While presenting a litany of gun control measures for Congress to consider, President Obama suggested that “40% of all gun purchases are conducted without a background check.”
In other words, 40% of gun sales are private.
While he was still speaking, one of my friends texted me and asked: “How does Obama know how many guns are sold privately? The fact that it’s ‘private’ means it’s not public.”
So I started looking through databases for references to this figure, and I soon found myself reading a 2011 study by NYC Mayor Michael Bloomberg titled, “Point, Click, Fire: An Investigation Into Illegal Online Gun Sales.”
According to the study, “40% of guns are sold through private sellers.” Moreover, the study claims that “these sales–which take place in many venues, including gun shows and, increasingly, on the internet… fuel the black market for illegal guns.”
Many parts of this assertion are factually flawed or, at the least, very misleading.
First off, the figure of 40% doesn’t represent new guns but guns already in circulation, which are being resold on a secondary basis.
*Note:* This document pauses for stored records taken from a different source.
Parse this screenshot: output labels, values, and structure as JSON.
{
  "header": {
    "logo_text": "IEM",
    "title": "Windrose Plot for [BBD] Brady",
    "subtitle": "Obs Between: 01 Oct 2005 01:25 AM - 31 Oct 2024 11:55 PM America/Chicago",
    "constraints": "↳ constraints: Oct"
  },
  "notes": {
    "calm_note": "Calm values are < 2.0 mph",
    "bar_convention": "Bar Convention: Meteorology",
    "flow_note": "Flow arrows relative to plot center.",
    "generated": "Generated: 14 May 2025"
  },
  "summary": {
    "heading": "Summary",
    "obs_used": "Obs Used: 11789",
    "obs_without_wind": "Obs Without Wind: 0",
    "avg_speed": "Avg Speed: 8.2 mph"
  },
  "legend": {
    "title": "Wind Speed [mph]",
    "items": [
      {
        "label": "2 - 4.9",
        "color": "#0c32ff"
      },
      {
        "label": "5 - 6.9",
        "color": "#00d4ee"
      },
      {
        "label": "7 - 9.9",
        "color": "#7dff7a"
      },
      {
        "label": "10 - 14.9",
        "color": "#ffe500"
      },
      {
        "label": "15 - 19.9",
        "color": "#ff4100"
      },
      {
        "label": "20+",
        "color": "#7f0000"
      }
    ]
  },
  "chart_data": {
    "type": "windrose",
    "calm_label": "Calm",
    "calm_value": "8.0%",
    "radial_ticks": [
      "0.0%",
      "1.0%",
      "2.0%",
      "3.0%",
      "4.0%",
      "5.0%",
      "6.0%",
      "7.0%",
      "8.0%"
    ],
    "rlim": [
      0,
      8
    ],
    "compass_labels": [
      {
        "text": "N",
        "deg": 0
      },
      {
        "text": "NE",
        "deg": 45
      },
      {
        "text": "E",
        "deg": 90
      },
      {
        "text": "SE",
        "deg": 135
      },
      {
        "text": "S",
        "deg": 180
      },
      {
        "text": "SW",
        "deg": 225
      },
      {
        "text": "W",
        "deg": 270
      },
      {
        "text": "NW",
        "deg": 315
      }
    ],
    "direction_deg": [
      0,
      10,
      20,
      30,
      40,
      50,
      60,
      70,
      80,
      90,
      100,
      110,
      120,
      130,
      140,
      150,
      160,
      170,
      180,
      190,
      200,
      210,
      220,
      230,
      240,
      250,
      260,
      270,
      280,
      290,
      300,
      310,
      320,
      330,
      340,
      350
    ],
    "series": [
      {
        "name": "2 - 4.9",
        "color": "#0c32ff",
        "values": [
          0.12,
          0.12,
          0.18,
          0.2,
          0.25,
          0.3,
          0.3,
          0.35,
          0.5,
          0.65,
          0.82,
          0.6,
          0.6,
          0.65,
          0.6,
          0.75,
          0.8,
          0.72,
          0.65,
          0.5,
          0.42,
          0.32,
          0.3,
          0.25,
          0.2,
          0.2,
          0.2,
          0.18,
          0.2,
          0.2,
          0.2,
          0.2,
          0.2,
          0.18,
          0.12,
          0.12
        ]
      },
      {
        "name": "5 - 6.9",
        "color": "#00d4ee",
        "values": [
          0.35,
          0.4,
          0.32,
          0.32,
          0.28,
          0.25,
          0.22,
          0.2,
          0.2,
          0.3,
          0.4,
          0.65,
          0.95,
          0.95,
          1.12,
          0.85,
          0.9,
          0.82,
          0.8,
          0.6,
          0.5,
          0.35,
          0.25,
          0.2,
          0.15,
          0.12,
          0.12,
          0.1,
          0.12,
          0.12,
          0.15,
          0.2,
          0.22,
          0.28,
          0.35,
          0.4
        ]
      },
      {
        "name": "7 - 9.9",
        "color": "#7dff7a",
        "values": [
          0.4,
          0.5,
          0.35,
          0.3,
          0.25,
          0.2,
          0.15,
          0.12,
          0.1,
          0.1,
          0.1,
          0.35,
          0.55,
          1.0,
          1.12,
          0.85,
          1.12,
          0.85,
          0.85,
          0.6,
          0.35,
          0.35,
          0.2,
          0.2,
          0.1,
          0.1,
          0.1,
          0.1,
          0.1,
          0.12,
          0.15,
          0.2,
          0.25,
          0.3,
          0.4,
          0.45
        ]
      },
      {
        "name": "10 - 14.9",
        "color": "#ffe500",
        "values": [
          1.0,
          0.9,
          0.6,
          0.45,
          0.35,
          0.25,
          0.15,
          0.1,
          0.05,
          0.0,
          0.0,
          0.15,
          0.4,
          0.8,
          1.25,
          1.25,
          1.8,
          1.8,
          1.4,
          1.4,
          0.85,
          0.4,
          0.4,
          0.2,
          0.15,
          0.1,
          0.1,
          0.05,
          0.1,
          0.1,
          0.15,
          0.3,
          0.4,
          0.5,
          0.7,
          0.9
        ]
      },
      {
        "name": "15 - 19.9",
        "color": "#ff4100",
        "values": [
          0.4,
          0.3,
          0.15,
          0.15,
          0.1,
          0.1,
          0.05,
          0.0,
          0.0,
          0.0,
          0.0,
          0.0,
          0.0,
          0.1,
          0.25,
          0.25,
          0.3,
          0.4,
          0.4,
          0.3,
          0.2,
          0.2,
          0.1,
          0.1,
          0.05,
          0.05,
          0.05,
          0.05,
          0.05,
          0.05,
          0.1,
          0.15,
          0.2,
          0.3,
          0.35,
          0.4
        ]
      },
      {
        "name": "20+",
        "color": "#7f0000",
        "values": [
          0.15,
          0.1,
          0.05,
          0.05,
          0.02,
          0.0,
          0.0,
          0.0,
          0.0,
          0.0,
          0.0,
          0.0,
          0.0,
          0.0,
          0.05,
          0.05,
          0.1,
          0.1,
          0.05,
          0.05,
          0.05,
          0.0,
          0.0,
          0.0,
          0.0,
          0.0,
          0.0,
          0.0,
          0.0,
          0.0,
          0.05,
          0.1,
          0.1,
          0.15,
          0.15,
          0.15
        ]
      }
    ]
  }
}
The intimation that 40% of new guns are being sold illegally is simply myth-making at best, lying at worst.
What’s really happening is that people who think like Bloomberg and Obama are guessing that a certain percentage of firearms in the hands of Americans have no paperwork on them because their original sale predates background checks. Thus, their goal is to seal off avenues for private sales in order to force Americans to enter those guns into the system.
As for selling guns on the Internet to avoid background checks, that’s another stretch. If a citizen buys a gun from a store via the internet, that gun has to be shipped from a dealer with an Federal Firearms License (FFL) to another dealer with a FFL.
In other words, if a resident of Denver bought a gun from a store in Tampa, the FFL in Tampa would send the gun to an FFL in Denver. Once it arrived, the buyer would pay a fee for shipping, taxes on the gun, as well as any mark-up for services. He would also have to submit to a back-ground check just as if he had bought the gun off a shelf in Denver.
The idea that 40% of gun sales are private is meant to confuse Americans and make them think there is a breakdown in the system somewhere. But there’s not.